È un’ora di «autentico martirio» quella che stanno vivendo i cristiani in Iraq. E il loro dramma si collega a quello di altre aree del Medio Oriente dove «la pace, tanto implorata e attesa, è purtroppo ancora largamente offesa». È tornato a scuotere con parole forti la coscienza del mondo, il Papa ieri, su quanto sta succedendo a Baghdad: «Busso al cuore di coloro che hanno specifiche responsabilità» perché si adoperino per curare «la malattia mortale della discriminazione religiosa e culturale», ha detto. L’occasione per questo nuovo appello è giunta da due diversi incontri svoltisi ieri in Vaticano: prima Benedetto XVI ha ricevuto in udienza il patriarca Mar Dinkha IV, della Chiesa Assira d’Oriente che conta numerosi fedeli iracheni; poi ha tenuto un discorso ai partecipanti all’assemblea della Roaco, l’organismo di solidarietà legato alla Congregazione per le Chiese Orientali che sostiene l’opera di tante comunità cristiane in quest’area del mondo.
«Agli inizi della Chiesa – ha ricordato il Pontefice durante l’incontro ecumenico con Mar Dinkha IV – i cristiani d’Oriente hanno dato un grande contributo alla diffusione del Vangelo. Oggi, invece, tragicamente soffrono sia materialmente, sia spiritualmente. In particolare in Iraq, la madre patria di così tanti fedeli assiri – ha aggiunto -, le famiglie e le comunità cristiane avvertono la pressione dell’insicurezza e dell’aggressione e un senso di abbandono. Molti di loro non vedono altra possibilità che quella di lasciare il proprio Paese e cercare un nuovo futuro altrove. Queste difficoltà – ha detto ancora Benedetto XVI – sono per me fonte di grande preoccupazione e voglio qui esprimere la mia solidarietà verso i pastori e i fedeli delle comunità cristiane che rimangono là, spesso al prezzo di eroici sacrifici». Il Papa ha inoltre invitato a vivere in Iraq con particolare forza l’ecumenismo. «In queste aree tribolate i fedeli, cattolici e assiri, sono chiamati a operare insieme – ha spiegato -. Spero e p rego che si trovino strade ancora più efficaci per aiutarsi e assistersi l’un l’altro per il bene di tutti».
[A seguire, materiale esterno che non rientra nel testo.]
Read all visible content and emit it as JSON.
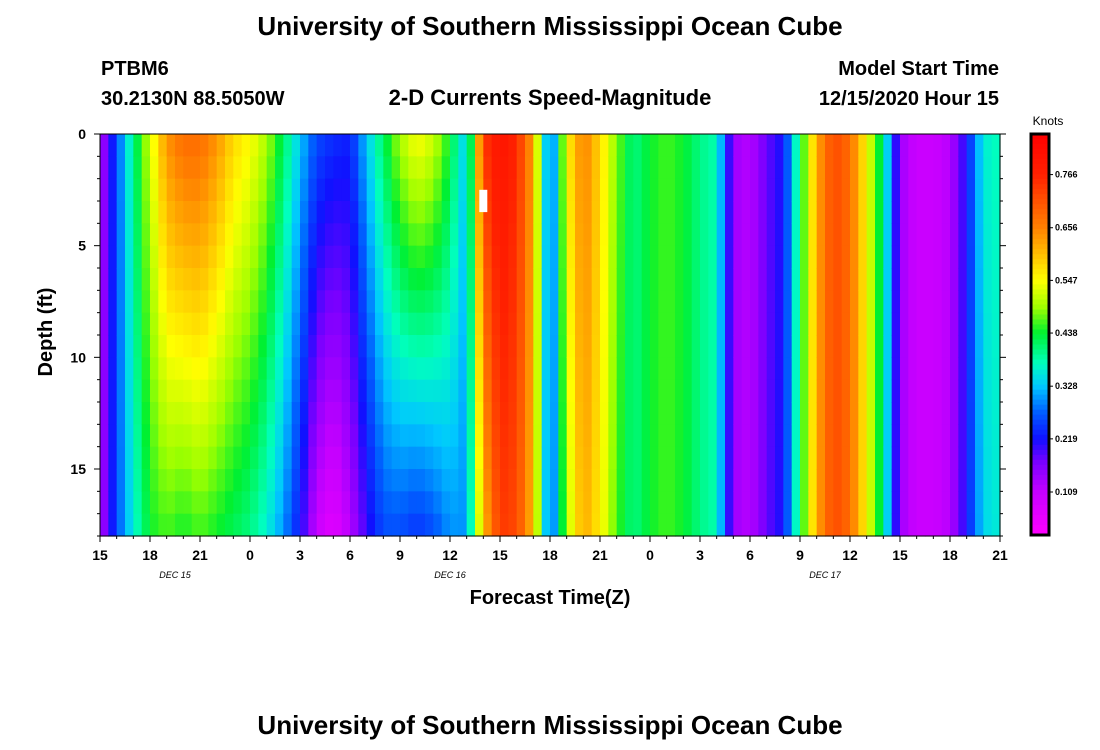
{
  "header": {
    "title_top": "University of Southern Mississippi Ocean Cube",
    "title_bottom": "University of Southern Mississippi Ocean Cube",
    "station_id": "PTBM6",
    "station_coords": "30.2130N 88.5050W",
    "model_start_label": "Model Start Time",
    "model_start_value": "12/15/2020 Hour 15"
  },
  "colors": {
    "background": "#ffffff",
    "text": "#000000",
    "gap_marker": "#ffffff"
  },
  "chart_data": {
    "type": "heatmap",
    "title": "2-D Currents Speed-Magnitude",
    "xlabel": "Forecast Time(Z)",
    "ylabel": "Depth (ft)",
    "units_label": "Knots",
    "x_range_hours": [
      0,
      54
    ],
    "y_range_ft": [
      0,
      18
    ],
    "x_ticks": [
      {
        "hour": 0,
        "label": "15"
      },
      {
        "hour": 3,
        "label": "18"
      },
      {
        "hour": 6,
        "label": "21"
      },
      {
        "hour": 9,
        "label": "0"
      },
      {
        "hour": 12,
        "label": "3"
      },
      {
        "hour": 15,
        "label": "6"
      },
      {
        "hour": 18,
        "label": "9"
      },
      {
        "hour": 21,
        "label": "12"
      },
      {
        "hour": 24,
        "label": "15"
      },
      {
        "hour": 27,
        "label": "18"
      },
      {
        "hour": 30,
        "label": "21"
      },
      {
        "hour": 33,
        "label": "0"
      },
      {
        "hour": 36,
        "label": "3"
      },
      {
        "hour": 39,
        "label": "6"
      },
      {
        "hour": 42,
        "label": "9"
      },
      {
        "hour": 45,
        "label": "12"
      },
      {
        "hour": 48,
        "label": "15"
      },
      {
        "hour": 51,
        "label": "18"
      },
      {
        "hour": 54,
        "label": "21"
      }
    ],
    "y_ticks": [
      {
        "depth": 0,
        "label": "0"
      },
      {
        "depth": 5,
        "label": "5"
      },
      {
        "depth": 10,
        "label": "10"
      },
      {
        "depth": 15,
        "label": "15"
      }
    ],
    "day_labels": [
      {
        "hour": 4.5,
        "label": "DEC 15"
      },
      {
        "hour": 21,
        "label": "DEC 16"
      },
      {
        "hour": 43.5,
        "label": "DEC 17"
      }
    ],
    "colorbar": {
      "range": [
        0.02,
        0.85
      ],
      "ticks": [
        0.109,
        0.219,
        0.328,
        0.438,
        0.547,
        0.656,
        0.766
      ],
      "labels": [
        "0.109",
        "0.219",
        "0.328",
        "0.438",
        "0.547",
        "0.656",
        "0.766"
      ],
      "stops": [
        {
          "v": 0.02,
          "color": "#ff00ff"
        },
        {
          "v": 0.109,
          "color": "#c400ff"
        },
        {
          "v": 0.17,
          "color": "#7a00ff"
        },
        {
          "v": 0.219,
          "color": "#1010ff"
        },
        {
          "v": 0.275,
          "color": "#0060ff"
        },
        {
          "v": 0.328,
          "color": "#00c8ff"
        },
        {
          "v": 0.375,
          "color": "#00ffbe"
        },
        {
          "v": 0.438,
          "color": "#00f030"
        },
        {
          "v": 0.49,
          "color": "#9cff00"
        },
        {
          "v": 0.547,
          "color": "#ffff00"
        },
        {
          "v": 0.6,
          "color": "#ffc000"
        },
        {
          "v": 0.656,
          "color": "#ff8000"
        },
        {
          "v": 0.72,
          "color": "#ff4a00"
        },
        {
          "v": 0.766,
          "color": "#ff2000"
        },
        {
          "v": 0.85,
          "color": "#ff0000"
        }
      ]
    },
    "speed_profile": {
      "description": "speed (knots) per forecast hour at surface (top) and at max depth (bottom); interpolated with depth",
      "hours": [
        0,
        1,
        2,
        3,
        4,
        5,
        6,
        7,
        8,
        9,
        10,
        11,
        12,
        13,
        14,
        15,
        16,
        17,
        18,
        19,
        20,
        21,
        22,
        23,
        24,
        25,
        26,
        27,
        28,
        29,
        30,
        31,
        32,
        33,
        34,
        35,
        36,
        37,
        38,
        39,
        40,
        41,
        42,
        43,
        44,
        45,
        46,
        47,
        48,
        49,
        50,
        51,
        52,
        53,
        54
      ],
      "surface": [
        0.12,
        0.26,
        0.4,
        0.52,
        0.64,
        0.68,
        0.68,
        0.64,
        0.58,
        0.55,
        0.5,
        0.42,
        0.33,
        0.26,
        0.24,
        0.23,
        0.33,
        0.42,
        0.5,
        0.55,
        0.52,
        0.44,
        0.32,
        0.74,
        0.8,
        0.76,
        0.62,
        0.24,
        0.55,
        0.66,
        0.58,
        0.48,
        0.4,
        0.44,
        0.46,
        0.44,
        0.4,
        0.38,
        0.14,
        0.12,
        0.18,
        0.22,
        0.42,
        0.62,
        0.72,
        0.68,
        0.55,
        0.4,
        0.14,
        0.1,
        0.1,
        0.12,
        0.22,
        0.36,
        0.38
      ],
      "bottom": [
        0.12,
        0.26,
        0.36,
        0.44,
        0.46,
        0.44,
        0.46,
        0.44,
        0.42,
        0.4,
        0.36,
        0.3,
        0.22,
        0.1,
        0.06,
        0.12,
        0.2,
        0.26,
        0.26,
        0.24,
        0.26,
        0.3,
        0.3,
        0.6,
        0.74,
        0.72,
        0.6,
        0.24,
        0.5,
        0.62,
        0.56,
        0.46,
        0.4,
        0.44,
        0.46,
        0.44,
        0.4,
        0.38,
        0.14,
        0.12,
        0.18,
        0.22,
        0.42,
        0.62,
        0.72,
        0.68,
        0.55,
        0.4,
        0.14,
        0.1,
        0.1,
        0.12,
        0.22,
        0.34,
        0.36
      ]
    },
    "missing_cell": {
      "hour": 23,
      "depth_start": 2.5,
      "depth_end": 3.5
    }
  }
}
Toni molto simili sono ritornati subito dopo, nell’incontro con la Roaco. In prima fila c’era il patriarca caldeo Emmanuel III Delly, che l’altro giorno in assemblea aveva fatto risuonare il grido di dolore dei cristiani di Baghdad. Rivolgendosi proprio a lui il Papa ha rinnovato il cordoglio «per la barbara uccisione di un inerme sacerdote e di tre suddiaconi avvenuta il 3 giugno scorso in Iraq. La Chiesa intera – ha aggiunto – accompagna con affetto e ammirazione tutti i suoi figli e le sue figlie e li sostiene in quest’ora di autentico martirio per il nome di Cristo». Ma l’abbraccio del Pontefice si è poi subito allargato anche «al rappresentante pontificio e ai pastori provenienti da Israele e dalla Palestina, perché lo partecipino ai propri fedeli a rafforzamento della loro provata speranza».
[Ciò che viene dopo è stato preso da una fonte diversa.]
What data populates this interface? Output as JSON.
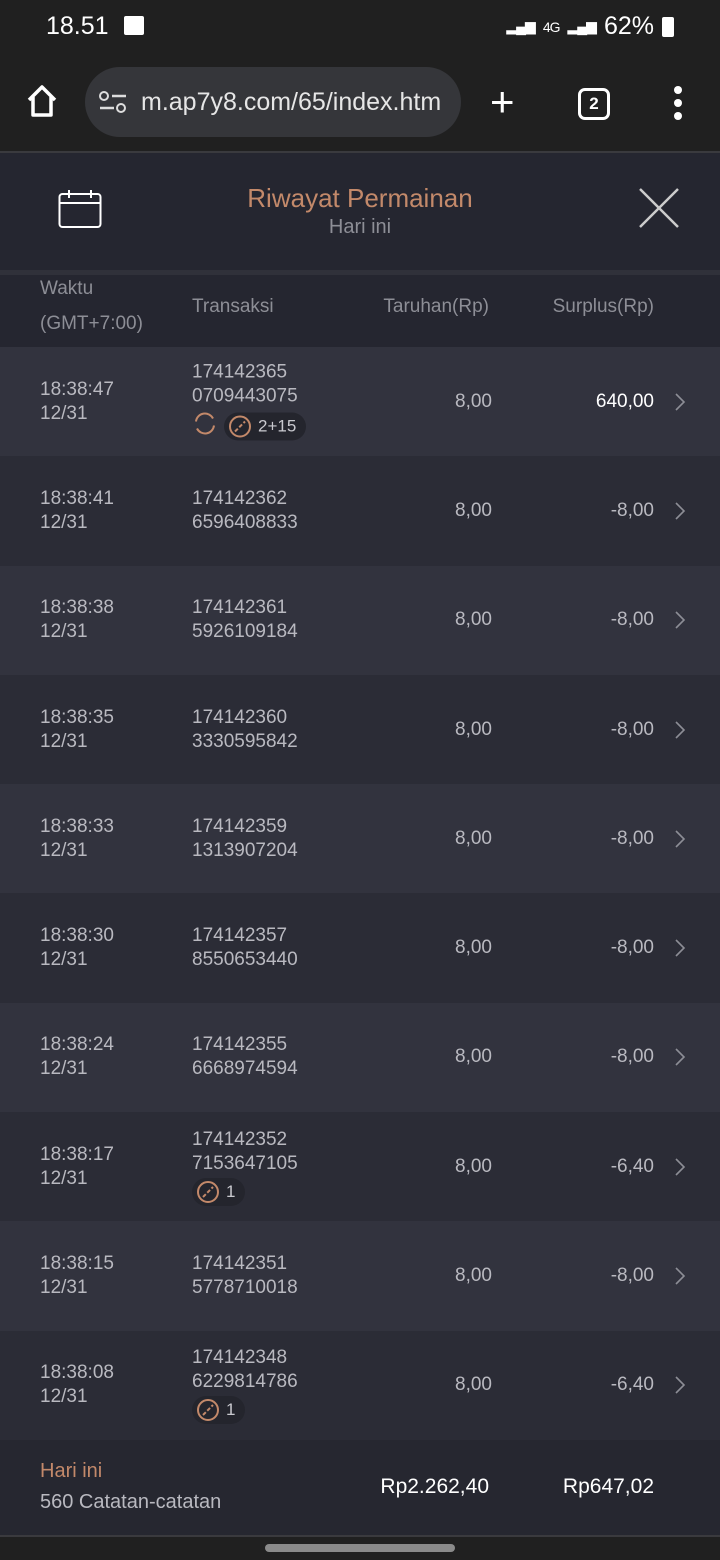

È tutta l’area del Medio Oriente, infatti, a essere fonte di pena e preoccupazione per i cristiani. «La pace, tanto implorata e attesa, è purtroppo ancora largamente offesa – ha spiegato Benedetto XVI -. È offesa nel cuore dei singoli, e ciò compromette le relazioni interpersonali e comunitarie. La debolezza della pace – ha annotato ancora il Papa – si acuisce ulteriormente a motivo di ingiustizie antiche e nuove. Così essa si spegne, lasciando spazio alla violenza, che spesso degenera in guerra più o meno dichiarata fino a costituire, come ai nostri giorni, un assillante problema internazionale».
Una situazione drammatica che chiede più che mai passi concreti. «Insieme a ciascuno di voi, sentendomi in comunione con tutte le Chiese e comunità cristiane, ma anche con coloro che venerano il nome di Dio e lo cercano in sincerità di coscienza, e a tutti gli uomini di buona volontà – ha concluso il Papa – desidero bussare nuovamente al cuore di Dio, Creatore e Padre, per chiedere con immensa fiducia il dono della pace. Busso al cuore di coloro che hanno specifiche r esponsabilità perché aderiscano al grave dovere di garantire la pace a tutti, indistintamente, liberandola dalla malattia mortale della discriminazione religiosa, culturale, storica o geografica».